Pada karya lainnya, tulisan-tulisan itu diproyeksikan dari proyektor sehingga bisa muncul dan hilang berulang-ulang kali di atas papan tulis.

Total ada sebelas karya yang dipamerkan Alfi dalam pameran ini, terdiri dari sembilan lukisan, satu slide projector, dan satu karya instalasi. Rencananya, semua karya ini akan diboyong ke Valentine Willie Fine Art, Kuala Lumpur, Malaysia, Oktober mendatang.

Penyair gagal

Alfi menyebut karyanya sebagai syair berwarna. Sebagai orang Minangkabau, Alfi merasa dekat dengan syair. Bahkan, ia sempat diarahkan untuk menjadi penyair oleh pamannya yang juga seorang penyair. ”Tapi gagal,” ujarnya sambil tersenyum.

Jalan yang terbuka bagi Alfi ternyata adalah jalan seni rupa.
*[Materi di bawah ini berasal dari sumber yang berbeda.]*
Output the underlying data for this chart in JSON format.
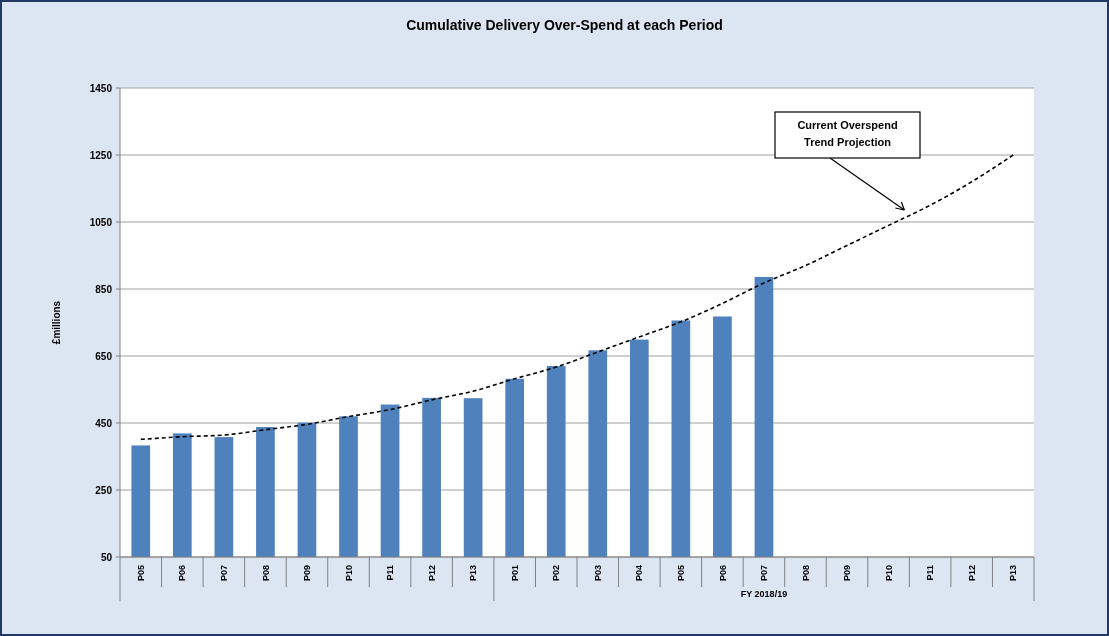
{
  "chart_data": {
    "type": "bar",
    "title": "Cumulative Delivery Over-Spend at each Period",
    "ylabel": "£millions",
    "categories": [
      "P05",
      "P06",
      "P07",
      "P08",
      "P09",
      "P10",
      "P11",
      "P12",
      "P13",
      "P01",
      "P02",
      "P03",
      "P04",
      "P05",
      "P06",
      "P07",
      "P08",
      "P09",
      "P10",
      "P11",
      "P12",
      "P13"
    ],
    "series": [
      {
        "color": "#4f81bd",
        "values": [
          383,
          419,
          408,
          438,
          451,
          470,
          505,
          525,
          524,
          582,
          620,
          667,
          699,
          756,
          768,
          886,
          null,
          null,
          null,
          null,
          null,
          null
        ]
      },
      {
        "type": "line",
        "color": "#000000",
        "line_style": "dashed",
        "marker": "none",
        "values": [
          401,
          409,
          414,
          430,
          446,
          469,
          490,
          519,
          545,
          582,
          617,
          662,
          707,
          752,
          807,
          868,
          920,
          980,
          1040,
          1100,
          1170,
          1250
        ]
      }
    ],
    "ylim": [
      50,
      1450
    ],
    "yticks": [
      50,
      250,
      450,
      650,
      850,
      1050,
      1250,
      1450
    ],
    "grid": "y",
    "annotations": [
      "Current Overspend\nTrend Projection",
      "FY 2018/19"
    ]
  }
}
Ia pun meramu syair dengan seni yang digelutinya sehingga karya-karyanya sejak dulu selalu ditaburi dengan kata dan kalimat.

Ia mengaku, ketika menjadi penyair, ekspresinya tidak selalu tuntas. Merangkai kata dari awal hingga akhir ternyata bukan pekerjaan yang mudah. Oleh karena itu, ia selalu mengagumi penyair. ”Saya sering merasa kesulitan menjaga intensitas sehingga hilang di tengah jalan,” ujarnya.

Di wilayah visual, keterbatasan itu ternyata tidak ia temui. Dalam berkarya, ia bisa memulai dari mana pun, tidak harus dari awal atau akhir. Meski begitu, karyanya sampai saat ini masih kerap bermula dari sebuah syair.

Dalam karyanya yang dipamerkan kali ini, kalimat-kalimat yang ditulis di atas papan tulis itu sebagian ia pinjam dari pernyataan dan pemikiran sejumlah seniman yang ia kagumi, seperti Martin Kippenberger, Ed Ruscha, hingga lirik lagu Pink Floyd.

Sebagai bentuk penghormatannya pada syair, Alfi sengaja mengundang penyair senior Zawawi Imron untuk membuka pamerannya. Mereka berdua bahkan berkolaborasi untuk membuat karya instalasi berjudul ”Never Ending Lesson”.

Dalam karya ini, Alfi meletakkan tengkorak manusia dalam sebuah perahu kayu bercadik. Di dalam perahu itu, ia juga menaruh berpotong-potong kapur tulis warna-warni. Tengkorak itu bisa jadi menggambarkan kondisi seorang nelayan di laut yang sebenarnya adalah tengkorak berbalut daging. ”Ide kapal ini dari Pak Zawawi,” kata Alfi.

Kurator Enin Supriyanto yang menulis untuk pameran ini dengan mengutip penulis Puthut EA menyatakan, karya-karya Alfi hadir atas dorongan masa lalu. Hidup yang dijalani dan dialami dari masa lalu secara acak namun beruntun muncul kembali dalam karya-karyanya.

Itu juga yang terlihat dari pilihannya untuk menampilkan papan tulis, yang merupakan tempat untuk memaparkan informasi dan pengetahuan. Di papan tulis, pengetahuan itu mengalami proses ditulis dan dihapus berulang kali.

Bagi Alfi, papan tulis menyimpan jejak sejarah yang bisa ditelusuri. Ada teks yang mengabur di sana sehingga masa lalu yang tidak bisa ditemui lagi itu masih bisa dirasakan. Masa lalu, seperti papan tulis, memberikan pelajaran dengan caranya sendiri.